On my travels I found my more critical traits to have returned. On the singing course, why could I not simply celebrate day after day of singing in lovely surroundings and the chance to meet many truly wonderful people? I could do all that, but I also found myself comparing the charms of Northampton and its Smith campus unfavourably to its European peers, and noting how much even a small fraction of the alumni generosity showered at Smith could improve the decrepit public school system. I also started griping about some singers who talked too much and caused us to learn pieces more slowly than we could have, and the many flaws I perceived in the workshop design and teaching. This was the old curmudgeonly Graham re-emerging, to the detriment of everyone, including me. By the penultimate evening I was really quite angry, and it took me some days to realise how this anger only rebounded on myself and those unfortunate souls who happened to be in its path.
The same sort of thing happened again in Canada. Why could I not simply celebrate a joyful, relaxed week with my wife and her impressive, generous and kind family? I could indeed do that, but less benign thoughts came to the fore as well. We visited the splendour of Niagara Falls, but I could not help but feel angry about how the pristine natural wonder had been compromised by the horrors of US and Canadian urban planning, pandering to ugly corporate interests and the worst aspects of human nature. Then we returned to Mississauga, as ugly a sprawling suburb of an ugly city as could be imagined. My wife’s relatives have found happiness there and made wise choices, but I could not stop myself becoming angry at the endless rows of boxy houses, all with multiple large cars parked outside, interspersed only with shopping malls and parking lots.
This sort of negative thought came frequently to my mind during the long anti-US phase immediately prior to diagnosis, and now I see how I managed to move past them over the months when cancer expunged almost everything else. But in bonus time, cancer sometimes takes a welcome back seat, and the negative stuff occasionally takes its place alongside the positive emotions centred on gratitude. For a long time I managed to avoid becoming too angry with the US news, but now the prospect of another Trump-infested election cycle starts to fill me with horror, as does the other relentless garbage that passes for news, while real public policy issues are completely ignored.

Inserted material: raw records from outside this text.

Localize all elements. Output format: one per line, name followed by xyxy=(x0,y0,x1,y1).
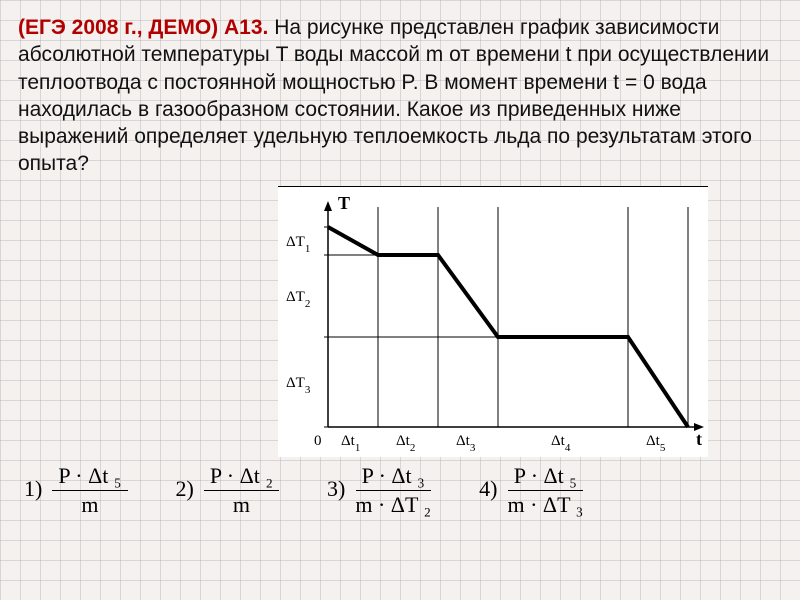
answer-option-3: 3) P · Δt ₃m · ΔT ₂ xyxy=(327,464,431,517)
fraction-denominator: m xyxy=(233,491,250,517)
answer-options: 1)P · Δt ₅m2)P · Δt ₂m3)P · Δt ₃m · ΔT ₂… xyxy=(18,456,782,517)
fraction-denominator: m · ΔT ₂ xyxy=(355,491,431,517)
fraction-numerator: P · Δt ₅ xyxy=(508,464,583,491)
fraction-numerator: P · Δt ₂ xyxy=(204,464,279,491)
slide: (ЕГЭ 2008 г., ДЕМО) А13. На рисунке пред… xyxy=(0,0,800,600)
answer-number: 3) xyxy=(327,464,345,502)
answer-fraction: P · Δt ₅m xyxy=(52,464,127,517)
svg-text:T: T xyxy=(338,193,350,213)
problem-body: На рисунке представлен график зависимост… xyxy=(18,16,769,175)
answer-option-1: 1) P · Δt ₅m xyxy=(24,464,128,517)
answer-number: 4) xyxy=(479,464,497,502)
answer-fraction: P · Δt ₃m · ΔT ₂ xyxy=(355,464,431,517)
svg-text:0: 0 xyxy=(314,433,322,449)
answer-option-2: 2) P · Δt ₂m xyxy=(176,464,280,517)
answer-fraction: P · Δt ₅m · ΔT ₃ xyxy=(507,464,583,517)
fraction-denominator: m xyxy=(81,491,98,517)
answer-number: 1) xyxy=(24,464,42,502)
fraction-numerator: P · Δt ₅ xyxy=(52,464,127,491)
fraction-denominator: m · ΔT ₃ xyxy=(507,491,583,517)
svg-text:t: t xyxy=(696,429,702,449)
chart-svg: Tt0ΔT1ΔT2ΔT3Δt1Δt2Δt3Δt4Δt5 xyxy=(278,187,708,457)
problem-text: (ЕГЭ 2008 г., ДЕМО) А13. На рисунке пред… xyxy=(18,14,782,178)
fraction-numerator: P · Δt ₃ xyxy=(356,464,431,491)
problem-source: (ЕГЭ 2008 г., ДЕМО) А13. xyxy=(18,16,268,39)
answer-number: 2) xyxy=(176,464,194,502)
answer-option-4: 4) P · Δt ₅m · ΔT ₃ xyxy=(479,464,583,517)
temperature-chart: Tt0ΔT1ΔT2ΔT3Δt1Δt2Δt3Δt4Δt5 xyxy=(278,186,708,456)
answer-fraction: P · Δt ₂m xyxy=(204,464,279,517)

How can somewhere so wealthy tolerate so many of its people living in abject poverty? What on earth is the rationale behind China policy, beyond a childish macho desire to remain top dog? Six months ago I felt ready to delegate such challenges to the next generation, but now I find myself being sucked back into the ugly mess.

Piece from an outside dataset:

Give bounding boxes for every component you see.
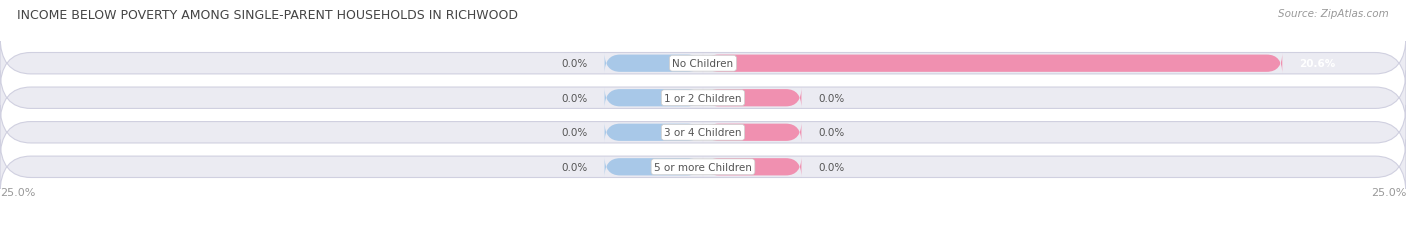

Fortunately, most of the time I still find myself able to move past these negative thoughts, relying on the good practices I acquired during the period before the start of bonus time. Anger and bitterness help nobody, grief and sadness are fine but can be overcome by love and kindness and gratitude, leading to companionship, acceptance and peace. I can be thankful to have been granted this bonus time to strengthen these positive emotions, for my sake and that of those that I love. It is not so difficult.